ACA Open Enrollment 2025: Subsidy Uncertainty Looms

Open enrollment under the Affordable Care Act (ACA) officially opened on Saturday, but it has begun against a backdrop of policy uncertainty: Congress has not yet acted to extend the enhanced subsidies that currently help millions afford their coverage. Healthcare Dive

These expanded premium tax credits—first introduced under the American Rescue Plan Act and later extended by the Inflation Reduction Act—have played a key role in the marketplace’s affordability. If these subsidies aren’t extended beyond the end of the year, many enrollees face steep premium increases in 2026.

In the 30 states using the federal marketplace (Healthcare.gov), rates are projected to increase by an average of 26%. In states operating their own exchanges, average increases are estimated at 17%.

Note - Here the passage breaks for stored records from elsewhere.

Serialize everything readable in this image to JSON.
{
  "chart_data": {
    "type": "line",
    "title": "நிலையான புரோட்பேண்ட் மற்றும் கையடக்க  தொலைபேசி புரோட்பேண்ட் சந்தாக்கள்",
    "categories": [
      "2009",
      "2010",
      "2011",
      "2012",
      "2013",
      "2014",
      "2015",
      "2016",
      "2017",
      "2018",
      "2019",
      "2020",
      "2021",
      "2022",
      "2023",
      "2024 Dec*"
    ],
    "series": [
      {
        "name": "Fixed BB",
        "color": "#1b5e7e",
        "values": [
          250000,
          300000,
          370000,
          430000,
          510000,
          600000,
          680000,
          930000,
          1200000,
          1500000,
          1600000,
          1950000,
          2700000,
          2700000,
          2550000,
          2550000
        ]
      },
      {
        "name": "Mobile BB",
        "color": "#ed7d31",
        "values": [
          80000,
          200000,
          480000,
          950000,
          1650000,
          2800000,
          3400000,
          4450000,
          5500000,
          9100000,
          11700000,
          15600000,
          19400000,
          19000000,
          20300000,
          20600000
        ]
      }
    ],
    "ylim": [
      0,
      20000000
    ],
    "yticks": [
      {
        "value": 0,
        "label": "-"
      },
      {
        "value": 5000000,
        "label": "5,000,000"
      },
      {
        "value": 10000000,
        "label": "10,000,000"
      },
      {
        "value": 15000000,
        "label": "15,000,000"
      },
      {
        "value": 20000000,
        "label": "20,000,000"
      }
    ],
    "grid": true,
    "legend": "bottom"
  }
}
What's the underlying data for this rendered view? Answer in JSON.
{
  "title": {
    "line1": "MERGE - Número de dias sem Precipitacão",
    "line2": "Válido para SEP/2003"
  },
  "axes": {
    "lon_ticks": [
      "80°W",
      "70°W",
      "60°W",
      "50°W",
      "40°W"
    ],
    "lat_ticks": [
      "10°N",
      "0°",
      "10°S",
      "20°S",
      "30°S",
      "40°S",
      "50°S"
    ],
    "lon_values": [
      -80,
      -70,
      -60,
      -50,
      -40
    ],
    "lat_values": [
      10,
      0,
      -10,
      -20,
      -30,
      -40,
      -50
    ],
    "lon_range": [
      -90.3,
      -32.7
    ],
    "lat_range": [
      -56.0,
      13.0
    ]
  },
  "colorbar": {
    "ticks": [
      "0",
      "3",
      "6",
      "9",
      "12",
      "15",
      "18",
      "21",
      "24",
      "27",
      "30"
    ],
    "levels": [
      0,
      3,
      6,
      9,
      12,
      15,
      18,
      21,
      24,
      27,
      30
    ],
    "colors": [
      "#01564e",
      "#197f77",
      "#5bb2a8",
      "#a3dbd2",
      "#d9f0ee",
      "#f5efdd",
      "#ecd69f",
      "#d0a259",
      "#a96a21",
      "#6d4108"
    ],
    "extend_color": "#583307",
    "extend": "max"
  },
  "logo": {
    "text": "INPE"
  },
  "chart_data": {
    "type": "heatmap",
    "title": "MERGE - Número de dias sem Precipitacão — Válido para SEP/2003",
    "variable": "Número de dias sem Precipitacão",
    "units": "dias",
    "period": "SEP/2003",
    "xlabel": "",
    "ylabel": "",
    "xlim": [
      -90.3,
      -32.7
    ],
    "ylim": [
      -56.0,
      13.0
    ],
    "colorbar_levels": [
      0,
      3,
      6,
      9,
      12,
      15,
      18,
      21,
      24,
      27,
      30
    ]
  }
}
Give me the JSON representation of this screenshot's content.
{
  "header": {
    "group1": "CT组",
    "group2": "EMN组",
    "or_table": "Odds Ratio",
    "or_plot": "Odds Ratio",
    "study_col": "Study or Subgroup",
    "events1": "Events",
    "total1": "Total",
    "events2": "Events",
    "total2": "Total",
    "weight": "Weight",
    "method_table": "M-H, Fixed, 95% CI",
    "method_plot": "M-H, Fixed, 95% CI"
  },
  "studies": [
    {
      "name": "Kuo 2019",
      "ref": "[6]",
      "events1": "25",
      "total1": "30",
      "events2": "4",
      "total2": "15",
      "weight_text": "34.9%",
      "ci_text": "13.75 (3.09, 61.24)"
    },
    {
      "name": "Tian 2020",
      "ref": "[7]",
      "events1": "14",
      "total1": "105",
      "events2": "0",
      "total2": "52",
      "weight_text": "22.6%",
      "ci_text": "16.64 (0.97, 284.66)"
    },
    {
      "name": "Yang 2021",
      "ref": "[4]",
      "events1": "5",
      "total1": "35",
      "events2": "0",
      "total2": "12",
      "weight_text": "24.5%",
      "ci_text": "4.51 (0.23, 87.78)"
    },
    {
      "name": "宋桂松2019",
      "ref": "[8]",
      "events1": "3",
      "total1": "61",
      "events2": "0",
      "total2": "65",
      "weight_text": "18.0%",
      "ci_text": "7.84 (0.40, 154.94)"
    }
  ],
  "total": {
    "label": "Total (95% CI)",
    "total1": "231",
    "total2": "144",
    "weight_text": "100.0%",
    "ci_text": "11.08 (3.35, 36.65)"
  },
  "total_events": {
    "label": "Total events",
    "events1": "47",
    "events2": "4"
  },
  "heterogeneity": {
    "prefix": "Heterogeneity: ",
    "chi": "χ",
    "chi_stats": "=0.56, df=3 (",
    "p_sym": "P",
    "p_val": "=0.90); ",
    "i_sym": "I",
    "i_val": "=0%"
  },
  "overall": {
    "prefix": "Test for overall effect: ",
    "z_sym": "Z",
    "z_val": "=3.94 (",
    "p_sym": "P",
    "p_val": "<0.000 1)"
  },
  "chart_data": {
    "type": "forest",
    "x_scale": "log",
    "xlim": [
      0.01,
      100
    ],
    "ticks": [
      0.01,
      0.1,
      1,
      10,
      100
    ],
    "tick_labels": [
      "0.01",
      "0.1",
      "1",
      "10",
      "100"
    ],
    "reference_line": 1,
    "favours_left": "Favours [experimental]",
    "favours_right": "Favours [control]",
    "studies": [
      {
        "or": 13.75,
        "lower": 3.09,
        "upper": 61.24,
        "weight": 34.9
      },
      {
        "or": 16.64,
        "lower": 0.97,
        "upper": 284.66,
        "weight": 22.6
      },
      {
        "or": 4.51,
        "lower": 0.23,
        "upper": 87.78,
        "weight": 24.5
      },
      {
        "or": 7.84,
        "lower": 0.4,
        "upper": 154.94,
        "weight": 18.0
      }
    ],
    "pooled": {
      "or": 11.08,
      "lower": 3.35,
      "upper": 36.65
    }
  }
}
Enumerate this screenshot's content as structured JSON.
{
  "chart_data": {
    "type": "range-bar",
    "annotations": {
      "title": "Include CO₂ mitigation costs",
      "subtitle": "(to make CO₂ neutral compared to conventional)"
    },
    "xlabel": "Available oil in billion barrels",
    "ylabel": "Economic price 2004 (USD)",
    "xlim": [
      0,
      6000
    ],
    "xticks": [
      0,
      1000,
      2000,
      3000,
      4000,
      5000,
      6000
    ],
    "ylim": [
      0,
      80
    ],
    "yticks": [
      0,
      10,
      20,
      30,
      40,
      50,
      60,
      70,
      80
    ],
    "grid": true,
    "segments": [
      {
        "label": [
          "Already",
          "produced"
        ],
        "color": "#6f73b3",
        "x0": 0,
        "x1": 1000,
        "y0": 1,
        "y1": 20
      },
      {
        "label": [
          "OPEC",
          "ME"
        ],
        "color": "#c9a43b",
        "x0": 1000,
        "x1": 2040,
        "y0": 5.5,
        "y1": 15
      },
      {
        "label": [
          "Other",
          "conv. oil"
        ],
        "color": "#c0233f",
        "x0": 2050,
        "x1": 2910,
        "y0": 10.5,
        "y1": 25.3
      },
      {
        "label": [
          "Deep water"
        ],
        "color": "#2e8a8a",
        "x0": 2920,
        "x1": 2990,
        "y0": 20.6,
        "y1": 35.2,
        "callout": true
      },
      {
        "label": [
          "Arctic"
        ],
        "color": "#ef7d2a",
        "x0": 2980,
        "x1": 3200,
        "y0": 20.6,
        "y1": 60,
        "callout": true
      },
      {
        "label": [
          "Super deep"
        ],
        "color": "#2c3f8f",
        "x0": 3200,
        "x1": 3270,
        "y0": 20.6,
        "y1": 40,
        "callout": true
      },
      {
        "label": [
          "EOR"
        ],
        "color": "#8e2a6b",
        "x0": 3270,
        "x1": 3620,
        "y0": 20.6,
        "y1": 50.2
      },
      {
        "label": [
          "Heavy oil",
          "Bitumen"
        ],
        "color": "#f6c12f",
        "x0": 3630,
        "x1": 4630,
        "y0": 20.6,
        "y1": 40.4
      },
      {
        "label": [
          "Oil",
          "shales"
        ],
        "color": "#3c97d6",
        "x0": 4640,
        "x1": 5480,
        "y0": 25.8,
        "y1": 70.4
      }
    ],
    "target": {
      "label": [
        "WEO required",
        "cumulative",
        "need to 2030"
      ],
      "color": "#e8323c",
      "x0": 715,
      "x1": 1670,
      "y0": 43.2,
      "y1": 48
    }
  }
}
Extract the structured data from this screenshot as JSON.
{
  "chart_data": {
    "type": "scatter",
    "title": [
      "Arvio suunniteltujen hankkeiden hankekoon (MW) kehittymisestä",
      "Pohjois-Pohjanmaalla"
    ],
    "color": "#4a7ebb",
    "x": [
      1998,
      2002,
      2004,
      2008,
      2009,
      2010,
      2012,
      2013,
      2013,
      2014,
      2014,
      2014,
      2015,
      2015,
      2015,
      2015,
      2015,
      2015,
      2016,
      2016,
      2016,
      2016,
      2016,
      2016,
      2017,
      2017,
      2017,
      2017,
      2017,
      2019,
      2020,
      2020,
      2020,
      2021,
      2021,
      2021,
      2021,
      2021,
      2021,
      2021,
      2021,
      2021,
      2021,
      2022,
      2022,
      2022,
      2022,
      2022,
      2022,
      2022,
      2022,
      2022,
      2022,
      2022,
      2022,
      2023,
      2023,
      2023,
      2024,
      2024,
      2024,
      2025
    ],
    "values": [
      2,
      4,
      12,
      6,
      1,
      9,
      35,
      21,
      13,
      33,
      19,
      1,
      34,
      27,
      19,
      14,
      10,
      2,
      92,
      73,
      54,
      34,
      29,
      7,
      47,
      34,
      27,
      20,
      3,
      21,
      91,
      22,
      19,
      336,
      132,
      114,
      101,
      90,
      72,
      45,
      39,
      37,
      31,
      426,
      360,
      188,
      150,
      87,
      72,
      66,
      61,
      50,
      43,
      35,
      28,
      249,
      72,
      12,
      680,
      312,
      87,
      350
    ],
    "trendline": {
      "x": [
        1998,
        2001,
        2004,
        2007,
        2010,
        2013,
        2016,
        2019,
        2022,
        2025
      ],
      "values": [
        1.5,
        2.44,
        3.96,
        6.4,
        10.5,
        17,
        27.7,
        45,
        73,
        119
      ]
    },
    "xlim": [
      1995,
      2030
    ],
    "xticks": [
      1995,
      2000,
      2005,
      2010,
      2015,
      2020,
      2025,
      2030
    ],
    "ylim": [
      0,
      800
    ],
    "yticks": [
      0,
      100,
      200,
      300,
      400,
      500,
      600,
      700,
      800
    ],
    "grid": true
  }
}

The actual financial burden on consumers could be even higher, especially for low‑ and middle‑income households. The article highlights a family of four in rural Bullock County, Alabama with an annual income around $129,000. Their lowest‑cost Silver plan premium would jump from $872/month in 2025 to nearly $1,897/month in 2026.  In that scenario, if they instead switched to a Bronze plan, their deductible could climb from $10,000 to $21,200.

On the coverage‑loss side, the Congressional Budget Office (CBO) estimates about 4 million people could lose health insurance if the subsidies expire.  The Urban Institute projects that number could reach as high as 7.3 million.

Industry voices are sounding alarms. The Blue Cross and Blue Shield Association warned the longer Congress delays, the more likely consumers will be “scared away from purchasing coverage.”   Insurers are already responding: some are exiting counties or withdrawing from exchanges, citing concerns that younger, healthier enrollees may drop out if costs rise, worsening risk pools.

Although lawmakers technically have until December 31 to act, experts say the clock is already ticking. Delay reduces the time insurers and regulators have to adjust, and early premium previews may discourage enrollee sign‑ups.

As open enrollment continues through mid‑January, consumers must examine their plan options carefully and verify subsidy eligibility while it remains available. Plan type (Bronze vs Silver), deductible levels, and monthly premiums may shift significantly if subsidies are allowed to lapse.

At TLD, we will continue to review policy developments, monitor subsidy discussions, and share updates as new information becomes available. Staying informed is essential for agents, brokers and the clients they serve in this pivotal enrollment season.